The Dolores School Board and its constituents discussed the 2018-2019 school calendar at the district board meeting Thursday night.
The issue of the calendar was tabled at January’s meeting. According to Superintendent Scott Cooper, during that time two of the plausible calendars were fine-tuned.
“The 150-day calendar got 58 percent of the vote, and the calendar that looks a lot like what we are doing now got 42 percent of the vote from certified teachers,” Cooper said.
He also pointed out that certified teacher surveys showed younger teachers who are trying to start families were in favor of a four-day school week.
Cooper also said that this was a strategy of the district to attract and retain teachers. “This 150-day calendar will attract and retain more teachers,” he said.
In addition, 100 out of 178 districts in Colorado have moved to a four-day school week, according to Cooper.
However, community members and staff who attended the meeting voiced concerns for students who depend on school for food and young children fighting fatigue during a longer day.
Board treasurer Casey McClellan voiced concern that the board’s function is to represent the community, and he felt a vote on the calendar on Thursday night would not reflective that mission.
Multiple surveys, with different calendar options, have been made available to Dolores residents, teachers, students and staff.
“The first round of surveys were for everybody to participate, and when it gets down to a tough decision, I have to lean on my professionals in this business to do what is best for the kids.” said Cooper.
The board voted unanimously to table the calendar until its next meeting, citing community input.
“I do feel like the community weighed in initially, but they do not feel like they have had any opportunity to weigh into this.
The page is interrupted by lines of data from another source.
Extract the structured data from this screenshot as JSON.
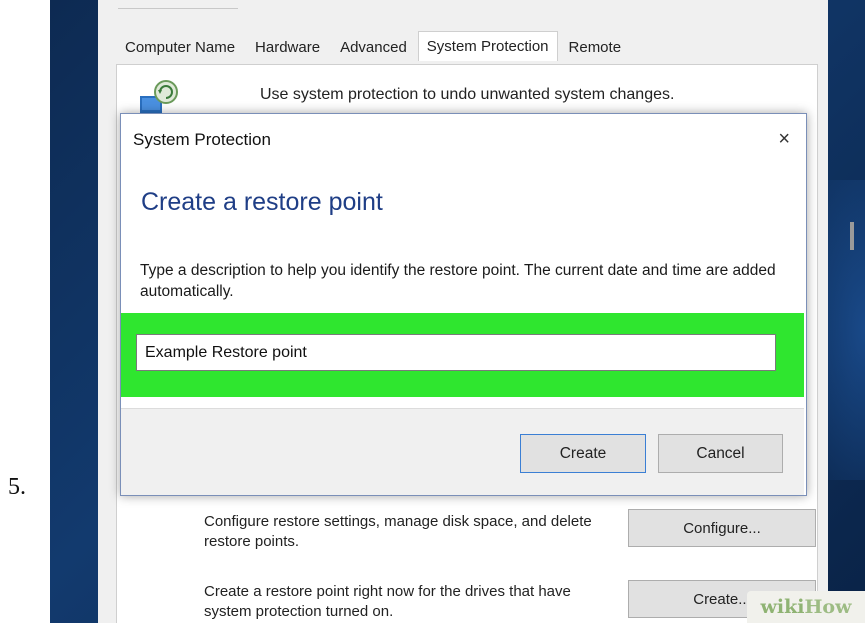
{
  "step_number": "5.",
  "system_properties": {
    "tabs": [
      {
        "label": "Computer Name",
        "active": false
      },
      {
        "label": "Hardware",
        "active": false
      },
      {
        "label": "Advanced",
        "active": false
      },
      {
        "label": "System Protection",
        "active": true
      },
      {
        "label": "Remote",
        "active": false
      }
    ],
    "intro_text": "Use system protection to undo unwanted system changes.",
    "configure_text": "Configure restore settings, manage disk space, and delete restore points.",
    "configure_button": "Configure...",
    "create_text": "Create a restore point right now for the drives that have system protection turned on.",
    "create_button": "Create..."
  },
  "dialog": {
    "title": "System Protection",
    "close_glyph": "×",
    "heading": "Create a restore point",
    "description": "Type a description to help you identify the restore point. The current date and time are added automatically.",
    "input_value": "Example Restore point",
    "create_label": "Create",
    "cancel_label": "Cancel"
  },
  "watermark": {
    "part1": "wiki",
    "part2": "How"
  },
  "colors": {
    "highlight": "#2fe62f",
    "heading": "#1f3e86",
    "desktop": "#123a6e"
  }
}
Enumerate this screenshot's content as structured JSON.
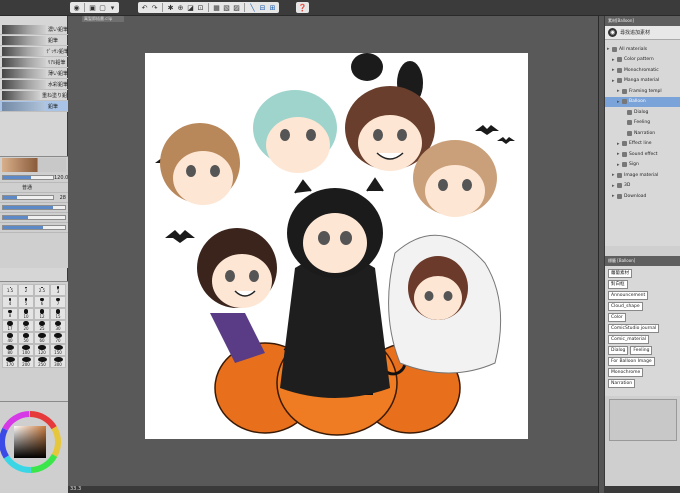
{
  "toolbar": {
    "icons": [
      "canvas-icon",
      "save-icon",
      "new-icon",
      "undo-icon",
      "redo-icon",
      "clear-icon",
      "transform-icon",
      "fill-icon",
      "select-icon",
      "help-icon"
    ]
  },
  "left_panel": {
    "brush_names": [
      "濃い鉛筆",
      "鉛筆",
      "ﾃﾞｯｻﾝ鉛筆",
      "ﾘｱﾙ鉛筆",
      "薄い鉛筆",
      "水彩鉛筆",
      "重ね塗り鉛筆",
      "鉛筆"
    ],
    "tool_property": {
      "size_value": "120.0",
      "blend_label": "普通",
      "density_value": "28"
    },
    "brush_sizes": [
      "1.5",
      "2",
      "2.5",
      "3",
      "4",
      "5",
      "6",
      "7",
      "8",
      "10",
      "12",
      "15",
      "17",
      "20",
      "25",
      "30",
      "40",
      "50",
      "60",
      "70",
      "80",
      "100",
      "120",
      "150",
      "170",
      "200",
      "250",
      "300"
    ]
  },
  "document": {
    "tab_label": "萬聖節插畫.clip",
    "zoom": "33.3"
  },
  "right_panel": {
    "panel_header": "素材[Balloon]",
    "title": "尋找追加素材",
    "tree": [
      {
        "label": "All materials",
        "depth": 0
      },
      {
        "label": "Color pattern",
        "depth": 1
      },
      {
        "label": "Monochromatic",
        "depth": 1
      },
      {
        "label": "Manga material",
        "depth": 1
      },
      {
        "label": "Framing templ",
        "depth": 2
      },
      {
        "label": "Balloon",
        "depth": 2,
        "selected": true
      },
      {
        "label": "Dialog",
        "depth": 3
      },
      {
        "label": "Feeling",
        "depth": 3
      },
      {
        "label": "Narration",
        "depth": 3
      },
      {
        "label": "Effect line",
        "depth": 2
      },
      {
        "label": "Sound effect",
        "depth": 2
      },
      {
        "label": "Sign",
        "depth": 2
      },
      {
        "label": "Image material",
        "depth": 1
      },
      {
        "label": "3D",
        "depth": 1
      },
      {
        "label": "Download",
        "depth": 1
      }
    ],
    "tag_header": "標籤 [Balloon]",
    "tags": [
      [
        "蘿蔔素材"
      ],
      [
        "對白框"
      ],
      [
        "Announcement"
      ],
      [
        "Cloud_shape"
      ],
      [
        "Color"
      ],
      [
        "ComicStudio journal"
      ],
      [
        "Comic_material"
      ],
      [
        "Dialog",
        "Feeling"
      ],
      [
        "For Balloon Image"
      ],
      [
        "Monochrome"
      ],
      [
        "Narration"
      ]
    ]
  },
  "colors": {
    "accent": "#5d89c7",
    "selection": "#7aa3d9",
    "pumpkin": "#e8701c"
  }
}
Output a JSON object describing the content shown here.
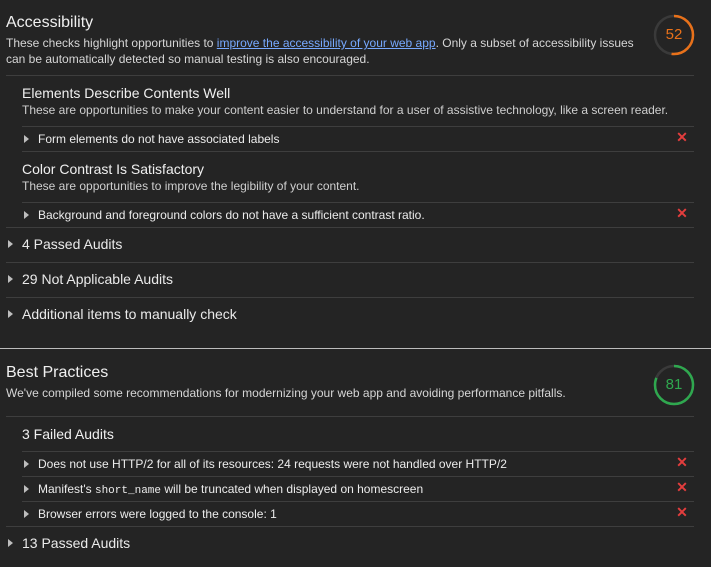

I do not see a negative side to having community and other staff weigh in,” board president Dee Prock said. “A decision needs to be made. It is a difficult decision with a lot of parameters.”
According to Prock, the new survey will be available sometime in mid-February.
“As far as my understanding, we are planning to give a summary of the pointed-out pros and cons to the four-day week calendar and offer some education about the rationale behind it and put it out to the community,” Prock said in a phone interview with The Journal.
The board will reconvene on the issue at its March 8 meeting.
The board also continued discussions on whether to remodel the bus garage or build a new facility.
The current facility, located just west of Dolores, is outdated and does not meet state standards for conducting bus inspections, Cooper said at December’s board meeting.
After discussion about need versus want and whether or not the building should be built to tailor to short-term versus long-term needs, the board passed a motion to “request bids from an architect with the criteria stated, either stand-alone, or add-on with a $300,000, with three bays, 60 by 60.”
The board also discussed the school-based health clinic. According to Cooper, the architects are almost finished, and the district hopes to break ground by spring break.
In other action, the board unanimously approved the hiring of fifth-grade teacher Kevin Vaughn and the resignation of Middle School volleyball coach Dave Hopcia.
Board members also approved a weeklong trip to California for six eighth-grade science students, beginning March 23.
“I set it up with World Strides Organization to take a science-based trip to California where we will see Yosemite, the Redwood Forest, Monterey Bay,,” eighth-grade science teacher John McHenry told the board.
The board also unanimously moved to table an executive session for superintendent evaluations until a 5 p.m. session on Feb. 22.